Confessions is the debut recording of a collaboration between Faroese singer/songwriter Teitur (Teitur Lassen) and American composer Nico Muhly that dates back to 2009 when Muhly was composer-in-residence at the Netherlands' Muziekgebouw Frits Philips.
The project was inspired by the early days of social networking and the phenomenon of people uploading mundane, sometimes uniquely self-revealing home videos, specifically to YouTube.
Originally conceived as a shorter set for multimedia live performance, it grew to 14 songs that they recorded with the Holland Baroque ensemble.
Teitur sings these intimate glimpses into the lives and minds of everyday people, which include topics like "I Smoke" and "Printer in the Morning" ("I love the smell of my printer in the morning").
As often happens when one takes a closer look at the commonplace, the resulting songs are alternately humorous, poetic, and touching.

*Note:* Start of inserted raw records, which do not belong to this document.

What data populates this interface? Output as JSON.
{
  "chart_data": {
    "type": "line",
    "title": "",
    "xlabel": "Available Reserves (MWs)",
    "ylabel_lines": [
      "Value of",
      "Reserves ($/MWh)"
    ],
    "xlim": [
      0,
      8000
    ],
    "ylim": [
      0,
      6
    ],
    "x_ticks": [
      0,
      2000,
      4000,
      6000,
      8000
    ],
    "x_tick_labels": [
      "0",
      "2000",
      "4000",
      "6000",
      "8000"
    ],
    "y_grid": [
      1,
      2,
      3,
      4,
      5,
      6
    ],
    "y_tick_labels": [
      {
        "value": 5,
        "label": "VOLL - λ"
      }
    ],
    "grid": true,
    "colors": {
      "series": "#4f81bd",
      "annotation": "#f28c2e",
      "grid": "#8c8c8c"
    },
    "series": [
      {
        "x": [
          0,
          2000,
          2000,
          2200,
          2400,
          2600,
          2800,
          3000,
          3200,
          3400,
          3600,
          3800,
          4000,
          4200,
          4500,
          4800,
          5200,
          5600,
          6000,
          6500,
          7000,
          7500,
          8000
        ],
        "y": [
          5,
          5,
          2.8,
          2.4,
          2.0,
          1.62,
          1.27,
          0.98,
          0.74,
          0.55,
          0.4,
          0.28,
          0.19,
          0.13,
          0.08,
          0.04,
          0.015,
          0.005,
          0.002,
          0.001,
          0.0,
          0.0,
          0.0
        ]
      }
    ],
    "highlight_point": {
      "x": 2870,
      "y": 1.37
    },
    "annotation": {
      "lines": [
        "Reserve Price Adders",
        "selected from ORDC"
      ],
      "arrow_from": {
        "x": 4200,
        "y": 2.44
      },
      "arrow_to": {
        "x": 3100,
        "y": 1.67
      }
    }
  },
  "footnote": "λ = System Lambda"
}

The opening track has the speaker dismissing Jane Fonda and electricity in a failed attempt to "Describe You." ("I was trying to describe you to someone/You don't look like anyone I've seen before.") Like most of the album, it plays like intimate, contemporary chamber pop under Muhly's driving arrangements, but with the unusual accompaniment of Baroque-period strings, harpsichord, recorder, and lute.
A few of the more dramatic tracks, like "Her First Confession" and the episodic "Cat Rescue," blur the lines between composition and pop song.
The latter has words of remorse underscored by elongated string phrasing, while livelier instrumental passages of plucked strings and bouncy lute and recorder convey action.
The album also includes two brief instrumentals, "Sick of Fish" and "Dog and Frog." On the simpler end of the spectrum is "If You Wait a Little Longer," which features just lute and vocals as Teitur philosophizes "If you wait a little longer than you normally would the most amazing thing may appear." (Though, "Most likely nothing will happen.") Later, "Don't I Know You from Somewhere" is a tuneful highlight that imagines the perspective of a sushi roll.